Bien que beaucoup plus modeste en terme de trafic global, Cherbourg affiche des ambitions similaires dans les EMR. Le port a ainsi lancé en 2013 un plan d’au moins 90 millions d’euros sur quatre ans. Il a inauguré fin mars un « quai EMR unique en France », selon le port, de 320 mètres de long et pouvant recevoir des charges de 15 tonnes par m2, contre 5 tonnes pour un quai conventionnel. Il a commencé la construction sur la mer d’un polder de 39 ha et promet à terme 100 ha pour les EMR.

Alstom doit y construire une à deux usines qui fabriqueront des pièces complémentaires à celles de Saint-Nazaire et y embaucher 500 personnes. Le port, en quête depuis des années d’un nouveau moteur d’activité, espère que les parcs éoliens marins normands et les 11 hydroliennes dont le gouvernement a décidé la construction au large de Cherbourg, dans l’un des plus forts courants du monde, lui serviront de tremplin.

Mais le chemin est encore long avant de pouvoir comparer l’activité EMR d’un port français à celle d’Esbjerg, au Danemark, premier port au monde pour l’éolien offshore, domaine dans lequel il s’est lancé en 2002. Le port danois a investi 130 millions d’euros en 10 ans dans l’éolien.

Des élus bas-normands se sont rendus en 2012 dans ce hub par lequel transite quelques centaines d’éoliennes chaque année et qui affiche 2.500 emplois dans le secteur, à et autour d’Esjberg, pour 11.500 dans le pétrole et le gaz.

– ‘Vigilants’ –

Contrairement à Saint-Nazaire, Cherbourg attend encore la pose de la première pierre Alstom. Le permis de construire a été demandé et accordé pour une usine. Mais il n’est plus question de démarrage des travaux en septembre, comme évoqué un temps à Cherbourg.

Un permis de construire pour une usine d’éoliennes, le port du Havre rêverait d’en avoir, ne serait-ce que la demande. Areva y a annoncé cinq usines et 750 emplois, selon un élu local. Mais le deuxième port français attend toujours, et depuis un an, « un signal fort » de l’industriel pour débloquer les 57,4 millions d’investissement prévus dans les EMR.

« Inquiets ? C’est un grand mot.
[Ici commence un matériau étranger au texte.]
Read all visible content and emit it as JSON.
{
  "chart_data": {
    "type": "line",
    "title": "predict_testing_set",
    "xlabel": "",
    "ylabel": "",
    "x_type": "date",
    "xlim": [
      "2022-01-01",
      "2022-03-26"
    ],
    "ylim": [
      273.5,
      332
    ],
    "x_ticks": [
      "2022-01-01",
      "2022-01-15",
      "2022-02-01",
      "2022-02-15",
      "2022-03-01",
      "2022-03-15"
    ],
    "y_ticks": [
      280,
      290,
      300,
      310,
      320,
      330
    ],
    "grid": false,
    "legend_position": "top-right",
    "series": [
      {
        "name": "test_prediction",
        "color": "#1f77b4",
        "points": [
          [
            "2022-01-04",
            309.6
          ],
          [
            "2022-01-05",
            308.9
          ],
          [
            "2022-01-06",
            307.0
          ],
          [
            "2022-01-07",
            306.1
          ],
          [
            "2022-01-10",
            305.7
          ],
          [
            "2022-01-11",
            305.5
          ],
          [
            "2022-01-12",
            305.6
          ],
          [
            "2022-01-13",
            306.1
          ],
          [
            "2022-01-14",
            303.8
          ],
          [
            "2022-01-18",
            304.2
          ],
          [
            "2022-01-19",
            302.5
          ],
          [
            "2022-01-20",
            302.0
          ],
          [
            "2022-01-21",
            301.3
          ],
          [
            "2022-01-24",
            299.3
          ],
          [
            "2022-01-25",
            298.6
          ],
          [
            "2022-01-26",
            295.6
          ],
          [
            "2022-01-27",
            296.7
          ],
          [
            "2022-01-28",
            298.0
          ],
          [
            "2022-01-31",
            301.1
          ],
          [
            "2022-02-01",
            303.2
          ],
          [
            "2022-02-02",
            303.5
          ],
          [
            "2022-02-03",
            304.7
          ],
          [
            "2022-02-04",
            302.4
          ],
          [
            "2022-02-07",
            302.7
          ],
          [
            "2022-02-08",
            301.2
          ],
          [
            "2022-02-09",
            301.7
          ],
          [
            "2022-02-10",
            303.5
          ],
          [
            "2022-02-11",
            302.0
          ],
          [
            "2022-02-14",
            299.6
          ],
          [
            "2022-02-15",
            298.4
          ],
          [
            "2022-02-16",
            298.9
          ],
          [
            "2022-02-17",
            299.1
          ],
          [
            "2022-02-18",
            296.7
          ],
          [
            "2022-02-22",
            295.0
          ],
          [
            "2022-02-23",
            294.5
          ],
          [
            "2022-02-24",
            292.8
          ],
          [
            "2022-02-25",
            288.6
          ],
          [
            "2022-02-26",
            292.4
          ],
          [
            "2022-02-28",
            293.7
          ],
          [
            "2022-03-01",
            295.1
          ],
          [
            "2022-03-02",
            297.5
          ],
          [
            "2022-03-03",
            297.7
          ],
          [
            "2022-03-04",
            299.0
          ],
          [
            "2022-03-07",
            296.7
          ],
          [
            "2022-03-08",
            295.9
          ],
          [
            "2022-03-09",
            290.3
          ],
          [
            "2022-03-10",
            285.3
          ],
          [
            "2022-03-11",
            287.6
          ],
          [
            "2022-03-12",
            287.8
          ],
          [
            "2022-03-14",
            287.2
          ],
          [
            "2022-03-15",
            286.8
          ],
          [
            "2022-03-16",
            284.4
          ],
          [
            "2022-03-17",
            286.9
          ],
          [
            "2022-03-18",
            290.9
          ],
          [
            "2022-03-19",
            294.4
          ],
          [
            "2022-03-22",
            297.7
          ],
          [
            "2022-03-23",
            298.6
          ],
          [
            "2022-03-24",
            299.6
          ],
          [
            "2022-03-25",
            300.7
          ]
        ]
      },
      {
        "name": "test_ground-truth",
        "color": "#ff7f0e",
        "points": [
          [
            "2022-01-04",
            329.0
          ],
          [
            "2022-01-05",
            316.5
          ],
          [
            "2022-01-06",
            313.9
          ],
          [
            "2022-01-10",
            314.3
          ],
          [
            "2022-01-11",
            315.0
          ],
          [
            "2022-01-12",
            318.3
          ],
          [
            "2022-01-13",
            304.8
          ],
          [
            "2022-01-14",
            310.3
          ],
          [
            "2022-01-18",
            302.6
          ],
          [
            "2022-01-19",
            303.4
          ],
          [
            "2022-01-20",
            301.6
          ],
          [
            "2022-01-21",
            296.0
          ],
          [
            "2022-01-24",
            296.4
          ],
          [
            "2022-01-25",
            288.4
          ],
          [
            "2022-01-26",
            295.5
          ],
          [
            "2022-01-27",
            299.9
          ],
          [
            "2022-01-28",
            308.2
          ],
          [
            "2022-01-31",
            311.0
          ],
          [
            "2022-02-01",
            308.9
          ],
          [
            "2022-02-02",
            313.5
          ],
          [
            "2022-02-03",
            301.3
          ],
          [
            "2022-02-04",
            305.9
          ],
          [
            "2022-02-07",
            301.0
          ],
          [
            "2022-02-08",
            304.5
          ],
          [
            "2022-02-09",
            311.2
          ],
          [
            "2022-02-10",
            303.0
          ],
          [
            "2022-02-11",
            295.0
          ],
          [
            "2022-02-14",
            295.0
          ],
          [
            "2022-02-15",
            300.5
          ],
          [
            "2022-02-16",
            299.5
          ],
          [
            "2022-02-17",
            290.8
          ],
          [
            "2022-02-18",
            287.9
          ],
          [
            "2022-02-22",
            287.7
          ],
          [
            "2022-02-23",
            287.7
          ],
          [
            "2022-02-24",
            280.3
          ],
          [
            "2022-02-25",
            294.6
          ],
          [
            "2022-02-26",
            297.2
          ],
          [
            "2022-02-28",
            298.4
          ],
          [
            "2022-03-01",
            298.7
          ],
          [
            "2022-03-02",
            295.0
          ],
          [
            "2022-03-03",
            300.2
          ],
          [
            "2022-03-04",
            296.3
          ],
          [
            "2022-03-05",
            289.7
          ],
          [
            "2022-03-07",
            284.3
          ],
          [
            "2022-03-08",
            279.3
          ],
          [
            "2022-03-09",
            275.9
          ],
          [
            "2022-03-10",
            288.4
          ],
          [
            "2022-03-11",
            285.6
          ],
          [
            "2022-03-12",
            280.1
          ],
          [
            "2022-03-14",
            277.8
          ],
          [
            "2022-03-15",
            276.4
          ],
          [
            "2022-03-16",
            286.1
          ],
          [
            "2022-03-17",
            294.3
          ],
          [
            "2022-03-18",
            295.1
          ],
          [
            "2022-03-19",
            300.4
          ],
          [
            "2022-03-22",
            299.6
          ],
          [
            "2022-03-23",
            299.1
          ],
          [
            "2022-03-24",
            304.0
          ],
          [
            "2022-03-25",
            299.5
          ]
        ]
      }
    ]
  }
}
Nous sommes vigilants », explique Emmanuel Ludot, directeur adjoint du Port du Havre. « Vous connaissez la situation d’Areva (qui traverse la plus grave crise de son histoire, NDLR) ». La construction du parc de Saint-Brieuc, dont les éoliennes Areva doivent être construites au Havre, est différée d’un an car son promoteur a décidé de changer de modèle d’éoliennes, rappelle-t-il.

Et les activités éoliennes d’Areva, comme celles d’Alstom, sont en cours de fusion via des sociétés à 50/50, avec respectivement l’espagnol Gamesa et l’américain General Electric (GE), « ce qui entraîne nécessairement un décalage », ajoute un élu local.

Surtout, les engagements ont été réaffirmés depuis ces annonces. GE a même promis en 2014 l’implantation de son siège mondial pour les EMR près de Nantes.

Autre port qui attend beaucoup des EMR, Brest, où la première hydrolienne de France doit être reliée au réseau en juin, et qui va lancer via la Région Bretagne un plan de 220 millions d’euros sur 2015-2020 pour notamment agrandir un polder qui permettra de proposer 50 ha EMR. La Région « espère deux ou trois contractualisations » avant 2016.